Later, Philip and Stan are playing racquetball. Stan picks up on Philip’s new energy (he has a lot more free time now that Martha has been airlifted to the Soviet Union.) Stan can’t hang around long. He’s got to get to work because “the Munchkins,” one of which is his new boss, are cracking down on discipline and intolerant of any lateness or sloppiness.
He misses Gaad, his old boss. “He didn’t care how we got the job done,” Stan says. “As long as we stopped the Russians.”
Elsewhere, Elizabeth takes advantage of an absence in Young Hee’s household. Her mother-in-law is visiting Korea, and Elizabeth volunteers to babysit – which will gain her access to Don’s things. He works at the same bio-weapons lab as William, but has higher clearance. She needs a code, a card key, something.
William has alerted them that there’s a new disease being worked on. He doesn’t signal Gabriel directly because he’s not sure it’s the kind of thing anyone should have – even his home government. “It’s the worst thing I’ve ever seen,” he says. The Lassa virus he describes sounds Ebola-like, liquefying organs and causing blood to seep through the skin.
Since Philip forced the KGB to liberate Martha, William admires his independence and trusts his guidance. “I was thinking about not telling the Center about this,” William says. “I’d like to make the right decision. … Nobody needs this. I don’t trust us with it.”
A big chunk of this episode is dedicated to highlights from the 1983 ABC telemovie The Day After, which explores the aftermath of a nuclear war between the United States and the Soviet Union. It was disturbing in its day – probably still is. And all the characters in The Americans tune in to watch.
“After watching that, I think maybe William is right,” Philip tells Elizabeth. He’s leaning toward not telling the Center about the new Lassa disease.

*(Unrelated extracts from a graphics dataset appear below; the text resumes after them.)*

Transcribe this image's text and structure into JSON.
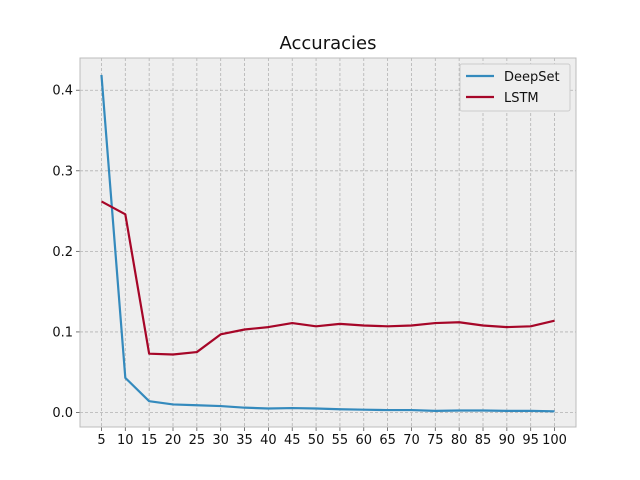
{
  "chart_data": {
    "type": "line",
    "title": "Accuracies",
    "xlabel": "",
    "ylabel": "",
    "x": [
      5,
      10,
      15,
      20,
      25,
      30,
      35,
      40,
      45,
      50,
      55,
      60,
      65,
      70,
      75,
      80,
      85,
      90,
      95,
      100
    ],
    "x_tick_labels": [
      "5",
      "10",
      "15",
      "20",
      "25",
      "30",
      "35",
      "40",
      "45",
      "50",
      "55",
      "60",
      "65",
      "70",
      "75",
      "80",
      "85",
      "90",
      "95",
      "100"
    ],
    "y_ticks": [
      0.0,
      0.1,
      0.2,
      0.3,
      0.4
    ],
    "y_tick_labels": [
      "0.0",
      "0.1",
      "0.2",
      "0.3",
      "0.4"
    ],
    "xlim": [
      0.5,
      104.5
    ],
    "ylim": [
      -0.018,
      0.44
    ],
    "grid": true,
    "legend_position": "top-right",
    "series": [
      {
        "name": "DeepSet",
        "color": "#348abd",
        "values": [
          0.419,
          0.043,
          0.014,
          0.01,
          0.009,
          0.008,
          0.006,
          0.005,
          0.0055,
          0.005,
          0.004,
          0.0035,
          0.003,
          0.003,
          0.002,
          0.0025,
          0.0025,
          0.002,
          0.002,
          0.0015
        ]
      },
      {
        "name": "LSTM",
        "color": "#a60628",
        "values": [
          0.262,
          0.246,
          0.073,
          0.072,
          0.075,
          0.097,
          0.103,
          0.106,
          0.111,
          0.107,
          0.11,
          0.108,
          0.107,
          0.108,
          0.111,
          0.112,
          0.108,
          0.106,
          0.107,
          0.114
        ]
      }
    ]
  }
}
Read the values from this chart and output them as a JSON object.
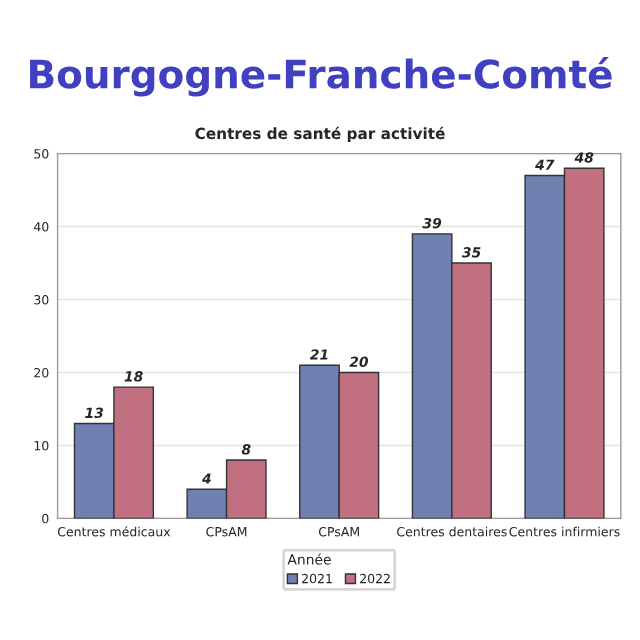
{
  "chart_data": {
    "type": "bar",
    "title": "Bourgogne-Franche-Comté",
    "subtitle": "Centres de santé par activité",
    "categories": [
      "Centres médicaux",
      "CPsAM",
      "CPsAM",
      "Centres dentaires",
      "Centres infirmiers"
    ],
    "series": [
      {
        "name": "2021",
        "color": "#7080b0",
        "values": [
          13,
          4,
          21,
          39,
          47
        ]
      },
      {
        "name": "2022",
        "color": "#c07080",
        "values": [
          18,
          8,
          20,
          35,
          48
        ]
      }
    ],
    "legend_title": "Année",
    "legend": "bottom",
    "data_labels": true,
    "ylim": [
      0,
      50
    ],
    "yticks": [
      0,
      10,
      20,
      30,
      40,
      50
    ],
    "grid": "y"
  }
}
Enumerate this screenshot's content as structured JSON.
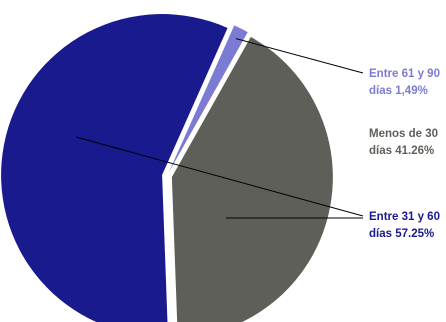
{
  "chart_data": {
    "type": "pie",
    "slices": [
      {
        "label": "Entre 61 y 90 días",
        "value": 1.49,
        "display": "1,49%",
        "color": "#7b7bd4",
        "label_color": "#7b7bd4",
        "label_lines": [
          "Entre 61 y 90",
          "días 1,49%"
        ]
      },
      {
        "label": "Menos de 30 días",
        "value": 41.26,
        "display": "41.26%",
        "color": "#5f5f5a",
        "label_color": "#5f5f5a",
        "label_lines": [
          "Menos de 30",
          "días 41.26%"
        ]
      },
      {
        "label": "Entre 31 y 60 días",
        "value": 57.25,
        "display": "57.25%",
        "color": "#1a1a8f",
        "label_color": "#1a1a8f",
        "label_lines": [
          "Entre 31 y 60",
          "días 57.25%"
        ]
      }
    ],
    "legend": "right",
    "leader_line_color": "#000000"
  }
}
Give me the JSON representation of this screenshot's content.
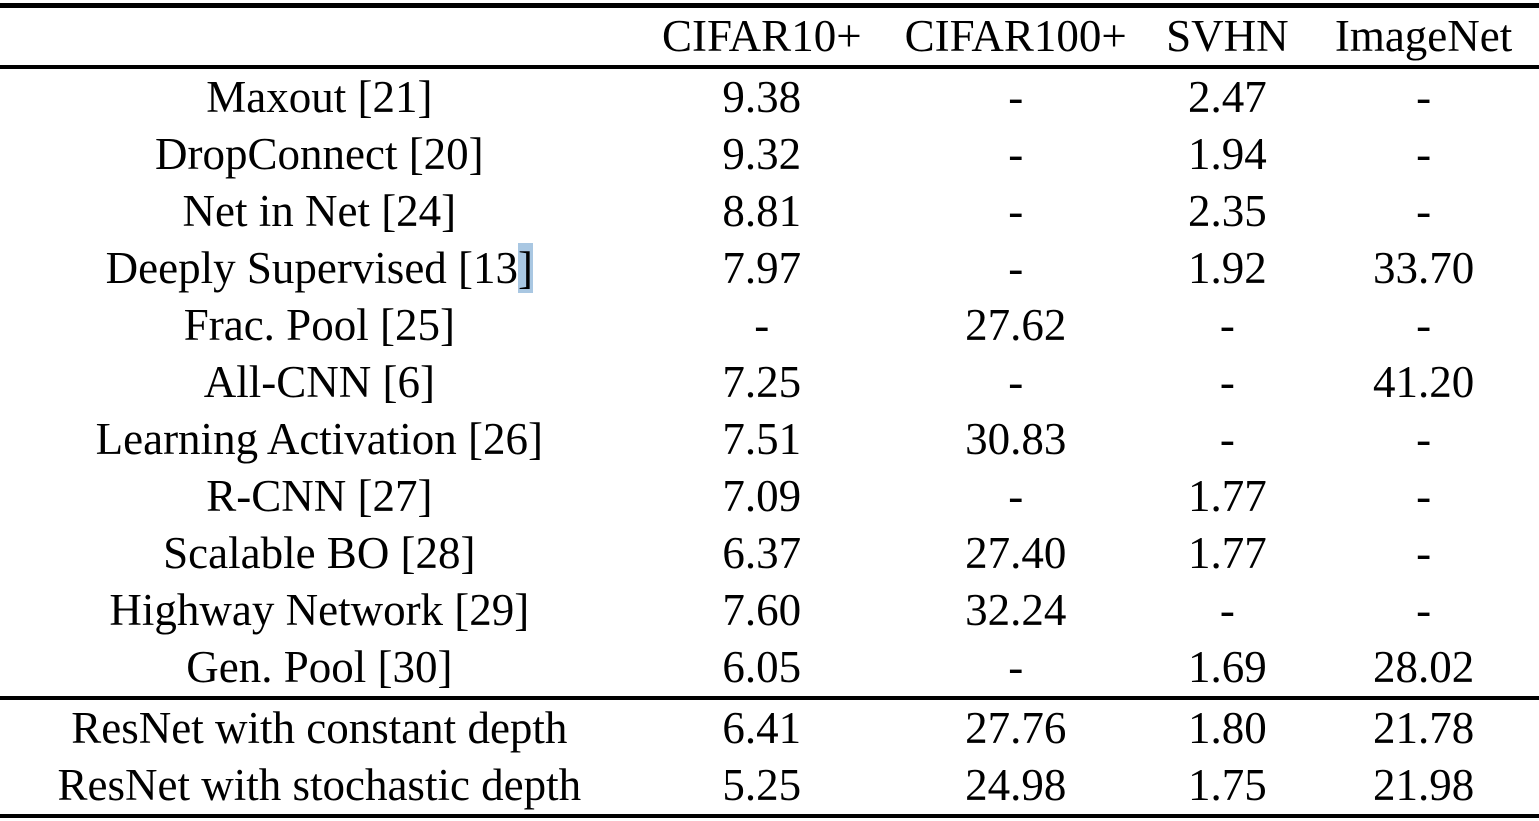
{
  "table": {
    "columns": [
      "",
      "CIFAR10+",
      "CIFAR100+",
      "SVHN",
      "ImageNet"
    ],
    "rows": [
      {
        "label": "Maxout [21]",
        "values": [
          "9.38",
          "-",
          "2.47",
          "-"
        ]
      },
      {
        "label": "DropConnect [20]",
        "values": [
          "9.32",
          "-",
          "1.94",
          "-"
        ]
      },
      {
        "label": "Net in Net [24]",
        "values": [
          "8.81",
          "-",
          "2.35",
          "-"
        ]
      },
      {
        "label": "Deeply Supervised [13",
        "highlight": "]",
        "values": [
          "7.97",
          "-",
          "1.92",
          "33.70"
        ]
      },
      {
        "label": "Frac. Pool [25]",
        "values": [
          "-",
          "27.62",
          "-",
          "-"
        ]
      },
      {
        "label": "All-CNN [6]",
        "values": [
          "7.25",
          "-",
          "-",
          "41.20"
        ]
      },
      {
        "label": "Learning Activation [26]",
        "values": [
          "7.51",
          "30.83",
          "-",
          "-"
        ]
      },
      {
        "label": "R-CNN [27]",
        "values": [
          "7.09",
          "-",
          "1.77",
          "-"
        ]
      },
      {
        "label": "Scalable BO [28]",
        "values": [
          "6.37",
          "27.40",
          "1.77",
          "-"
        ]
      },
      {
        "label": "Highway Network [29]",
        "values": [
          "7.60",
          "32.24",
          "-",
          "-"
        ]
      },
      {
        "label": "Gen. Pool [30]",
        "values": [
          "6.05",
          "-",
          "1.69",
          "28.02"
        ]
      }
    ],
    "footer_rows": [
      {
        "label": "ResNet with constant depth",
        "values": [
          "6.41",
          "27.76",
          "1.80",
          "21.78"
        ]
      },
      {
        "label": "ResNet with stochastic depth",
        "values": [
          "5.25",
          "24.98",
          "1.75",
          "21.98"
        ]
      }
    ]
  },
  "colors": {
    "text": "#000000",
    "rule": "#000000",
    "background": "#ffffff",
    "citation_highlight": "#a9c7e2"
  }
}
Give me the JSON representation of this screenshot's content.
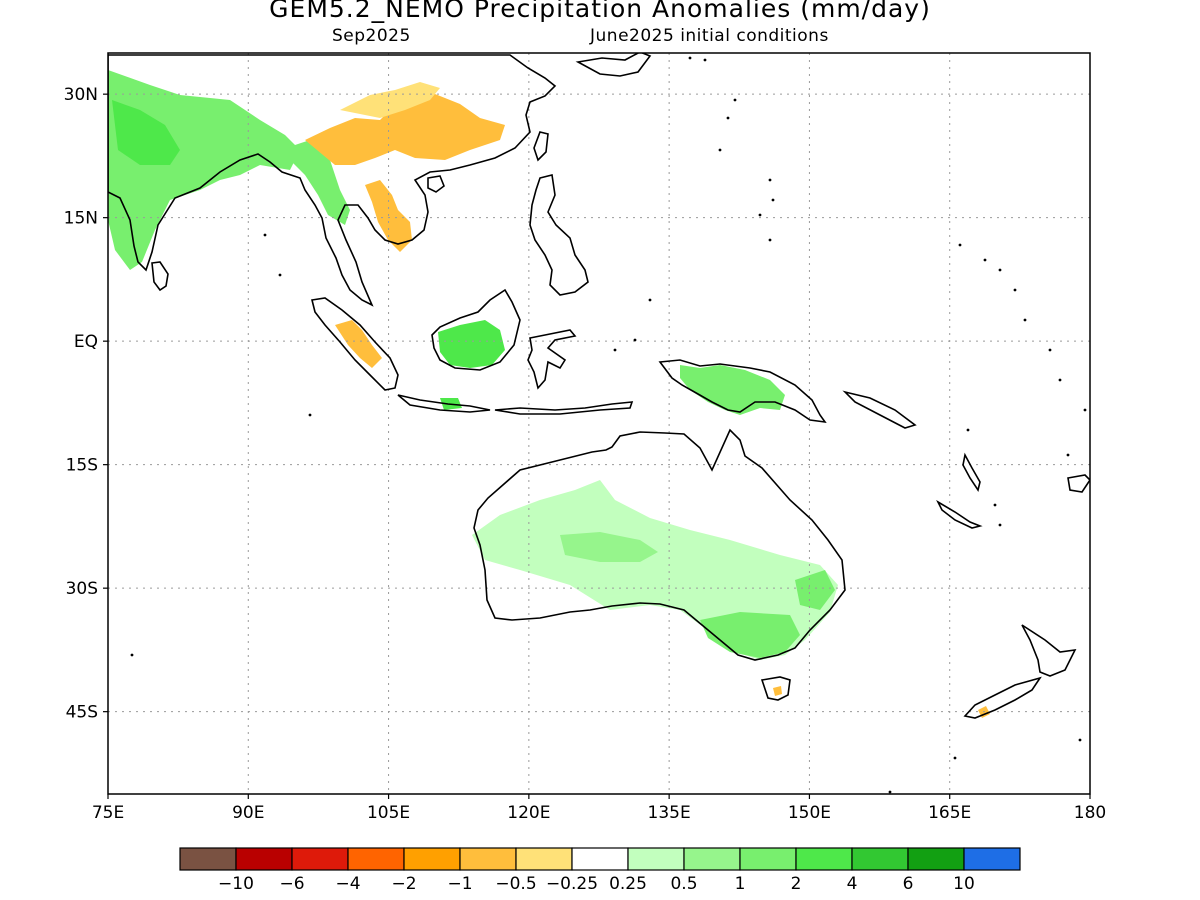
{
  "title": "GEM5.2_NEMO Precipitation Anomalies (mm/day)",
  "subtitle_left": "Sep2025",
  "subtitle_right": "June2025 initial conditions",
  "map": {
    "lon_range": [
      75,
      180
    ],
    "lat_range": [
      -55,
      35
    ],
    "grid": true,
    "x_ticks": [
      {
        "lon": 75,
        "label": "75E"
      },
      {
        "lon": 90,
        "label": "90E"
      },
      {
        "lon": 105,
        "label": "105E"
      },
      {
        "lon": 120,
        "label": "120E"
      },
      {
        "lon": 135,
        "label": "135E"
      },
      {
        "lon": 150,
        "label": "150E"
      },
      {
        "lon": 165,
        "label": "165E"
      },
      {
        "lon": 180,
        "label": "180"
      }
    ],
    "y_ticks": [
      {
        "lat": 30,
        "label": "30N"
      },
      {
        "lat": 15,
        "label": "15N"
      },
      {
        "lat": 0,
        "label": "EQ"
      },
      {
        "lat": -15,
        "label": "15S"
      },
      {
        "lat": -30,
        "label": "30S"
      },
      {
        "lat": -45,
        "label": "45S"
      }
    ]
  },
  "colorbar": {
    "colors": [
      "#7a5242",
      "#b90000",
      "#de1a0a",
      "#ff6400",
      "#ffa000",
      "#ffbe3c",
      "#ffe178",
      "#ffffff",
      "#c2ffbe",
      "#96f58c",
      "#78ef6e",
      "#4ee84a",
      "#32c832",
      "#12a012",
      "#1e6ee6"
    ],
    "labels": [
      "-10",
      "-6",
      "-4",
      "-2",
      "-1",
      "-0.5",
      "-0.25",
      "0.25",
      "0.5",
      "1",
      "2",
      "4",
      "6",
      "10"
    ]
  },
  "anomalies": [
    {
      "region": "australia-interior",
      "lvl": 8,
      "lon": 124,
      "lat": -25
    },
    {
      "region": "australia-central-core",
      "lvl": 9,
      "lon": 128,
      "lat": -24
    },
    {
      "region": "australia-se",
      "lvl": 10,
      "lon": 145,
      "lat": -36
    },
    {
      "region": "australia-se-coast",
      "lvl": 10,
      "lon": 150,
      "lat": -31
    },
    {
      "region": "india-ne",
      "lvl": 10,
      "lon": 80,
      "lat": 26
    },
    {
      "region": "india-core",
      "lvl": 11,
      "lon": 78,
      "lat": 25
    },
    {
      "region": "bangladesh-myanmar",
      "lvl": 10,
      "lon": 92,
      "lat": 25
    },
    {
      "region": "china-south",
      "lvl": 5,
      "lon": 108,
      "lat": 28
    },
    {
      "region": "china-east",
      "lvl": 6,
      "lon": 114,
      "lat": 27
    },
    {
      "region": "indochina",
      "lvl": 5,
      "lon": 104,
      "lat": 17
    },
    {
      "region": "sumatra",
      "lvl": 5,
      "lon": 101,
      "lat": 0
    },
    {
      "region": "borneo",
      "lvl": 11,
      "lon": 113,
      "lat": -1
    },
    {
      "region": "new-guinea",
      "lvl": 10,
      "lon": 142,
      "lat": -5
    },
    {
      "region": "java-east",
      "lvl": 11,
      "lon": 114,
      "lat": -7
    },
    {
      "region": "tasmania",
      "lvl": 5,
      "lon": 147,
      "lat": -42
    },
    {
      "region": "new-zealand",
      "lvl": 5,
      "lon": 168,
      "lat": -45
    }
  ]
}
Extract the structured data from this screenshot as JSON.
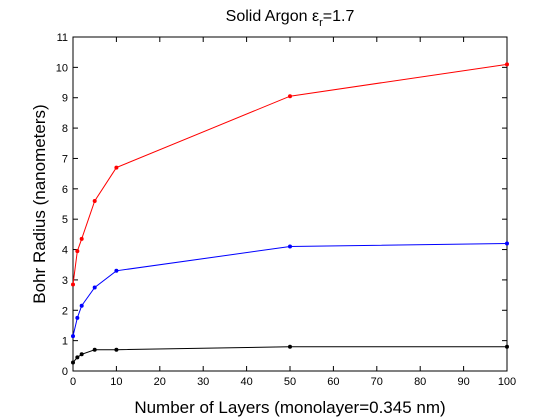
{
  "chart_data": {
    "type": "line",
    "title": {
      "prefix": "Solid Argon ",
      "epsilon": "ε",
      "subscript": "r",
      "suffix": "=1.7"
    },
    "xlabel": "Number of Layers (monolayer=0.345 nm)",
    "ylabel": "Bohr Radius (nanometers)",
    "xlim": [
      0,
      100
    ],
    "ylim": [
      0,
      11
    ],
    "x_ticks": [
      0,
      10,
      20,
      30,
      40,
      50,
      60,
      70,
      80,
      90,
      100
    ],
    "y_ticks": [
      0,
      1,
      2,
      3,
      4,
      5,
      6,
      7,
      8,
      9,
      10,
      11
    ],
    "x_tick_labels": [
      "0",
      "10",
      "20",
      "30",
      "40",
      "50",
      "60",
      "70",
      "80",
      "90",
      "100"
    ],
    "y_tick_labels": [
      "0",
      "1",
      "2",
      "3",
      "4",
      "5",
      "6",
      "7",
      "8",
      "9",
      "10",
      "11"
    ],
    "grid": false,
    "legend": "none",
    "series": [
      {
        "color": "#ff0000",
        "x": [
          0,
          1,
          2,
          5,
          10,
          50,
          100
        ],
        "y": [
          2.85,
          3.95,
          4.35,
          5.6,
          6.7,
          9.05,
          10.1
        ]
      },
      {
        "color": "#0000ff",
        "x": [
          0,
          1,
          2,
          5,
          10,
          50,
          100
        ],
        "y": [
          1.15,
          1.75,
          2.15,
          2.75,
          3.3,
          4.1,
          4.2
        ]
      },
      {
        "color": "#000000",
        "x": [
          0,
          1,
          2,
          5,
          10,
          50,
          100
        ],
        "y": [
          0.28,
          0.45,
          0.55,
          0.7,
          0.7,
          0.8,
          0.8
        ]
      }
    ]
  }
}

“They’re making that poison for us, to destroy us,” Elizabeth says. “These are the people who dropped the atom bomb. Twice.”
Unfortunately, on her babysitting night at the Hee household, she doesn’t find anything. (But in the movie cabinet, she does discover a porno – and a nice little Easter egg for their co-star Frank Langella – his 1970 Mel Brooks film The Twelve Chairs.) But there’s nothing that will gain them access to Don’s lab. More drastic measures will be necessary.
In another scene, Oleg and Tatiana consummate their recent flirtation. (In their defense, The Day After is kinda hot.) He admires how quiet she was, and she tells him of having to sneak around when she was younger and sharing an apartment with many extended family members in a place with extremely thin walls. “We were quiet as mice …” she says.
They end up talking about Oleg’s father, and he makes a stunning confession: The old man told him a story about a duty officer detecting what appeared to be a nuclear strike coming from the United States. He should have immediately launched a counter-attack, but he doubted the detection technology. It turned out to be sunlight reflecting off clouds.
That reflection nearly ended the world.
“I keep wondering what I would have done if that were me,” Oleg says.
Elizabeth and Philip discuss how to proceed with Young Hee and her family. She wants to fulfill her duty, her mission, but doesn’t want to ruin them. Ultimately, duty wins out.
She calls Don asking for a ride home from a date gone bad, then lures him to her apartment by asking him to help her move a cabinet. Playing off his love of wine, she slips him a Mickey. Don is a good guy, he can tell something is off, but by the time he gets up to leave, he’s overcome.
Elizabeth doesn’t have sex with him, but she makes him believe they did. He’s devastated.
At the church dinner, Pastor Tim tells Philip he’s worried about Paige and thinks she is being adversely affected by her parents’ secret profession. Philip thought they were past all this, but apparently the pastor isn’t. When he gets back from a missionary trip to Ethiopia, he wants to sit down with the Jennings family. “Just to see where we’re all at.”
Philip’s eyes say it all. This is a threat.
When he gets home, Philip takes Paige out for another driving lesson. This time, he lets her drive the Camaro. (That’s one way to make her seem happier to Pastor Tim.)
When she gets home, Elizabeth is the one who is hurting. She had really come to like Young.
“I’m going to miss her,” she tells Philip.